Ripley: Impact of Disney, YouTube TV dispute on local broadcasters is antitrust issue
Sinclair Broadcast Group CEO Chris Ripley told investors on a quarterly earnings call Wednesday that the ongoing impasse between Disney and YouTube TV represents an antitrust issue for local station owners. All ABC affiliates, including the 40 that are owned by Sinclair, are currently blacked out on YouTube TV.
It would seem to be Disney’s decision to keep its programming off of YouTube TV during the impasse, with Google this week requesting that the company make its channels available as negotiations continue. “Disney, ABC and other networks should not be able to dictate to us whether we can or cannot distribute content to YouTube TV or even Hulu and Fubo, which coincidentally are now also owned by Disney,” Ripley said.
Ripley added that he has spoken with antitrust regulators and the SEC, and noted that the FCC earlier this year “opened an investigation into hurtful network affiliation practices.”
This is not the first time that Sinclair has been at odds with Disney just this fall, as the company was one of the two station owners who briefly pulled ABC’s late night talk show “Jimmy Kimmel Live!” in September.

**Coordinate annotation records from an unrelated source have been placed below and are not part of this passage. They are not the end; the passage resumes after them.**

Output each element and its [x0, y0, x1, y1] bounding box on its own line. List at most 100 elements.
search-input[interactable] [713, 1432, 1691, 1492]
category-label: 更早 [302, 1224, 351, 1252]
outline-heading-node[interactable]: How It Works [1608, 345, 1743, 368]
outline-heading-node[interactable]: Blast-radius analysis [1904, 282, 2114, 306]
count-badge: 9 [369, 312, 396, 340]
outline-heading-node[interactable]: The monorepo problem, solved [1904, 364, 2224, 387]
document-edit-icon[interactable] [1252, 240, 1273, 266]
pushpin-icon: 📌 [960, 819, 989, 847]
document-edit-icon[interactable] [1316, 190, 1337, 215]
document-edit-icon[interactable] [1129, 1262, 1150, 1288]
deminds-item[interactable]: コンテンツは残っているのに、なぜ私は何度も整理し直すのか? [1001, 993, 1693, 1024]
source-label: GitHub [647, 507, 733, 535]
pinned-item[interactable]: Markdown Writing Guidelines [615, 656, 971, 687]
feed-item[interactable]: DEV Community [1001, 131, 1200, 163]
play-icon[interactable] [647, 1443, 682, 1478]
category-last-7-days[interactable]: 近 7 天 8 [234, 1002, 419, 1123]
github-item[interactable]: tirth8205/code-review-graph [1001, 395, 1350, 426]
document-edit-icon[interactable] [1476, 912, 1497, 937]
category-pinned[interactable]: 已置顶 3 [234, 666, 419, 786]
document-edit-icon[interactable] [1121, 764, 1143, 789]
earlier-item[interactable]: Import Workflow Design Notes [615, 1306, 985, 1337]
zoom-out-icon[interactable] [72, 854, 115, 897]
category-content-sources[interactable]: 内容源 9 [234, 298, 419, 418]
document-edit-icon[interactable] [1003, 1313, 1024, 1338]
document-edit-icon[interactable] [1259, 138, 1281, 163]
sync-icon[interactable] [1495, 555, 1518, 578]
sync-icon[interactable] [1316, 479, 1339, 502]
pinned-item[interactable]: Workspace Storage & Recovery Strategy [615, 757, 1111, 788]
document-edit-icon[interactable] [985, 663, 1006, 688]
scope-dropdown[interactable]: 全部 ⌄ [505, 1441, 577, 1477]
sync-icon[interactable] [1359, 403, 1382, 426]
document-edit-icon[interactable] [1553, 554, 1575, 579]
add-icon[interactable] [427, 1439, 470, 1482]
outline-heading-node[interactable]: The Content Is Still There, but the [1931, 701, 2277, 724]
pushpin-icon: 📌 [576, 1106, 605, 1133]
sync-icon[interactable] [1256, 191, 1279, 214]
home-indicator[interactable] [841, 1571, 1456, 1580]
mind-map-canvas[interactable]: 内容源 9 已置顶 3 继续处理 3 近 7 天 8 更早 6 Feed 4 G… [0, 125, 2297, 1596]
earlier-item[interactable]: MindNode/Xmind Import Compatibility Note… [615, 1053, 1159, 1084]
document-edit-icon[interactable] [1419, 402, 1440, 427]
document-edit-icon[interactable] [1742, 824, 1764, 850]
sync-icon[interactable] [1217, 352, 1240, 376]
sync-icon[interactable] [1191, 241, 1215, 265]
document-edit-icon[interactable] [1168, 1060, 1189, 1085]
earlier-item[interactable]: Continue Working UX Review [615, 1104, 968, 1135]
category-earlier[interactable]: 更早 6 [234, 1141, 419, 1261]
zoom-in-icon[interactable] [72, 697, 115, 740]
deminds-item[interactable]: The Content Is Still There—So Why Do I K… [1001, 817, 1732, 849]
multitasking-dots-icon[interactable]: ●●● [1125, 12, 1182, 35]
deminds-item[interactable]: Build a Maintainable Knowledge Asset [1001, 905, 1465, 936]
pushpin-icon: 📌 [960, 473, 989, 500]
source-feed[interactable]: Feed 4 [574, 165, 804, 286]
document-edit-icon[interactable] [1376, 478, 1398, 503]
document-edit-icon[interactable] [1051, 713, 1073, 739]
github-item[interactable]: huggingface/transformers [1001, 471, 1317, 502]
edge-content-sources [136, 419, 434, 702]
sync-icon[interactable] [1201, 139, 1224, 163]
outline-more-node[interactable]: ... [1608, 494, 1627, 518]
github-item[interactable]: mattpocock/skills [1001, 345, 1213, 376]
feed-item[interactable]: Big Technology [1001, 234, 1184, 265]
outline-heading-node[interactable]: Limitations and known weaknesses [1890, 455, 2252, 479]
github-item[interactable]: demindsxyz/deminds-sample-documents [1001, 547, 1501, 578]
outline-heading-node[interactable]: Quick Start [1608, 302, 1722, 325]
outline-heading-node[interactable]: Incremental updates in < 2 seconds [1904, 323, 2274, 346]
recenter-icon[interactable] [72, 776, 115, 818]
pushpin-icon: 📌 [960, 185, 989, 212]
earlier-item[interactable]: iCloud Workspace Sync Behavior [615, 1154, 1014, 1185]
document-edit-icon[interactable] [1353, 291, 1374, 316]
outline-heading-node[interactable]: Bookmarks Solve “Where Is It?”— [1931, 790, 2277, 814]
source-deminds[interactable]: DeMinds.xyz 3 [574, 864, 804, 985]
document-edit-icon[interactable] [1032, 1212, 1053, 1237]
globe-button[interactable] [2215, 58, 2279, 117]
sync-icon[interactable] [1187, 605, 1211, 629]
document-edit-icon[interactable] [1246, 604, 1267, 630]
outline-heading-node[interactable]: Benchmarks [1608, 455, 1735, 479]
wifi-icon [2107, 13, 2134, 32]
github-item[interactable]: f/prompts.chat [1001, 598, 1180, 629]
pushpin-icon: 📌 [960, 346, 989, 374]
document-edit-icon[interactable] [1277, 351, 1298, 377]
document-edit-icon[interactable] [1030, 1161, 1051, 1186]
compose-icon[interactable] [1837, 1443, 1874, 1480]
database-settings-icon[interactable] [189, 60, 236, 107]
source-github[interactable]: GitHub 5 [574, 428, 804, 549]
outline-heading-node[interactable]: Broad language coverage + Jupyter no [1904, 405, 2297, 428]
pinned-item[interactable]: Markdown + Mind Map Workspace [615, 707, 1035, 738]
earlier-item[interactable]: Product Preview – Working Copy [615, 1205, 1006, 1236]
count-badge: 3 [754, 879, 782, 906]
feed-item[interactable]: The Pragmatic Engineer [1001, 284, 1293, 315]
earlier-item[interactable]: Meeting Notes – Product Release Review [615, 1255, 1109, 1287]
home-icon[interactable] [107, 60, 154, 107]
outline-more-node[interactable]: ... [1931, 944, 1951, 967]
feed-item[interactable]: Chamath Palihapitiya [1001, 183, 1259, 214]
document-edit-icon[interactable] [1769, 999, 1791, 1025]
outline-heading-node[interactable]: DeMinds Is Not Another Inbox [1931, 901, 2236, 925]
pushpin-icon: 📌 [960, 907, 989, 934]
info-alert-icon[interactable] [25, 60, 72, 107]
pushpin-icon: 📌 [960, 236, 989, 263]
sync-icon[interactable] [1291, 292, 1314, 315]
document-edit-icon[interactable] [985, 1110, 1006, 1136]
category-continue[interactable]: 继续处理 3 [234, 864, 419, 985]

Plus: Paramount-PBR, FDSN, Kris Budden, NBA regional simulcasts
- Paramount has reached a five-year media rights deal with Professional Bull Riders to become the streaming home of the “Unleash The Beast” tour starting in December. This is the third deal TKO Group Holdings has inked with Skydance Media-owned Paramount since the latter was formed out of a merger in August. Paramount-owned CBS has long carried PBR events.
- The Cincinnati Reds, Kansas City Royals and Milwaukee Brewers have extended their media rights agreements with Main Street Sports Group, it was announced on Wednesday. All three teams will remain on FanDuel Sports Network RSNs for the 2026 season, the final deal under the current MLB-MLBPA collective bargaining agreement.
- ESPN reporter Kris Budden made her debut as the network’s lead men’s college basketball sideline reporter for ESPN Tuesday night. Budden, who has been covering various sports at ESPN for the last decade, will spend the season primarily working with play-by-play announcer Dan Shulman and analyst Jay Bilas on Saturday prime time broadcasts.
- The Atlanta Hawks have partnered with Gray Media’s WANF-TV, Peachtree Sports Network and FanDuel Sports Network to simulcast 11 games for free on over-the-air television across six locales in Georgia. In addition, the Charlotte Hornets will be working with Cox-owned WSOC-TV (Ch. 9 and 64) and Gray to simulcast 12 games throughout the year.